Apenas podía esperar para reclamar a Morwenna como su mujer.

Sí, era una unión perfecta, la mejor que había imaginado jamás, y lo único que habría cabido esperar era que Morwenna fuera una mujer vieja, gorda, de nariz aguileña y, en definitiva, una arpía. Por el contrario, el hecho de que fuera joven y flexible, de pechos firmes y de cintura estilizada, no era sino un poco de azúcar sobre una tarta ya tentadora.
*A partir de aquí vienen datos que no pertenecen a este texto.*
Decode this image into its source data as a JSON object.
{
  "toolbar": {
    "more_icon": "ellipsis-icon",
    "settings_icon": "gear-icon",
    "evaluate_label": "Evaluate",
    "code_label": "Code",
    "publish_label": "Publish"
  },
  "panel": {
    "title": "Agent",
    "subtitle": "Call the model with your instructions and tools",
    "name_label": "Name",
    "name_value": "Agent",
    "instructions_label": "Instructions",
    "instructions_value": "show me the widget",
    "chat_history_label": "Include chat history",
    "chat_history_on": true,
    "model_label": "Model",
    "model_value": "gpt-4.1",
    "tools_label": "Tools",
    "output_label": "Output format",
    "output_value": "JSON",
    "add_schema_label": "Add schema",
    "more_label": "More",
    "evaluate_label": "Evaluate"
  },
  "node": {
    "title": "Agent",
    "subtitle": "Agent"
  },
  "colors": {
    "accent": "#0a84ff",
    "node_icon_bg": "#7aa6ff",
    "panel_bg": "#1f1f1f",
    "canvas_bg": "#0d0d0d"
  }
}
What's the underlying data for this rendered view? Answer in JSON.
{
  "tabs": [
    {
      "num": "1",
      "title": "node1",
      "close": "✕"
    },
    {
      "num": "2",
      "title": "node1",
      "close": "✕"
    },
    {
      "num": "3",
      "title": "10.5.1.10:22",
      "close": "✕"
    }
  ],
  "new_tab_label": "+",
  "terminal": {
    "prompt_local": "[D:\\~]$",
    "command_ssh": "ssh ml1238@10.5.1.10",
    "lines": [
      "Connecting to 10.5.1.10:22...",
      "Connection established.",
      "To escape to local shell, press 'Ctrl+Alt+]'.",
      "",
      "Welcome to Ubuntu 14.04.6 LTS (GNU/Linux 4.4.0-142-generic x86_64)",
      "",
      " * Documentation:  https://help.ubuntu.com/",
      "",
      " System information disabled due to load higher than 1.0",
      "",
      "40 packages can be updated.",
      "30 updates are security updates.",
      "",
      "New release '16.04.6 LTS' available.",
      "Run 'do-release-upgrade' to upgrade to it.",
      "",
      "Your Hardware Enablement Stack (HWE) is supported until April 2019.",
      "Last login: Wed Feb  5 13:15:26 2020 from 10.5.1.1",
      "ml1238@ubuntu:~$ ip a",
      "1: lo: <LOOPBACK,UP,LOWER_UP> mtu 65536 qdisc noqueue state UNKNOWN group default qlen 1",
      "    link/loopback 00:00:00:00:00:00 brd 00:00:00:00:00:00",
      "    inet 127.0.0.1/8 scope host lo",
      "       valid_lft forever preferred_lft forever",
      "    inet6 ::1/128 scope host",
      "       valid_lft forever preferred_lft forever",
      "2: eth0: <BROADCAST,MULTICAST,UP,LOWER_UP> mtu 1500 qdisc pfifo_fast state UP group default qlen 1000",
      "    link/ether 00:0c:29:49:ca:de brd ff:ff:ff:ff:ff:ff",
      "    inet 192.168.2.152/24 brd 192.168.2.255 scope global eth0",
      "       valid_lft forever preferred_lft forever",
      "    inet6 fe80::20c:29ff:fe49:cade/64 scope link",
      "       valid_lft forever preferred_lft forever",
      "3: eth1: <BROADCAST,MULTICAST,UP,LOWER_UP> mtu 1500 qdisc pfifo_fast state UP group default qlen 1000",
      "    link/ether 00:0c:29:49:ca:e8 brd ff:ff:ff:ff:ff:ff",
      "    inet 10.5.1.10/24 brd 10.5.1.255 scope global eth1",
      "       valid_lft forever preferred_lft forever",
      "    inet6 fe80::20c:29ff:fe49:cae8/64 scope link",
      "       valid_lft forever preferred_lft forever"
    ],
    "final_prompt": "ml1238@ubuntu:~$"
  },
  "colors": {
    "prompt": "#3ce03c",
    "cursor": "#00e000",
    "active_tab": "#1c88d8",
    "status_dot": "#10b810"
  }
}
Se lamió los labios ante la expectativa.

Ryden de Heath no era ese tipo de hombre que permitiera a ningún otro, y aún menos al condenado Carrick de Wybren, aguar su destino. Se casaría con Morwenna de Calon costara lo que costara.

Capítulo 4

Morwenna huyó de la capilla sin albergar ningún sentimiento de santidad. A lo largo de la monótona misa, estuvo absorta en sus pensamientos sobre el desconocido, y aunque se persignó, escuchó las plegarias del padre Daniel y sostuvo el rosario entre sus manos, susurrando palabras a Dios, lo hizo sin pensarlo o meditarlo. Rezó por una cuestión de costumbre y durante todo el tiempo estuvo abstraída en sus consideraciones sobre el hombre herido. ¿Era un amigo o un enemigo?

«Carrick»

¿Cabía la remota posibilidad de que se tratara de él?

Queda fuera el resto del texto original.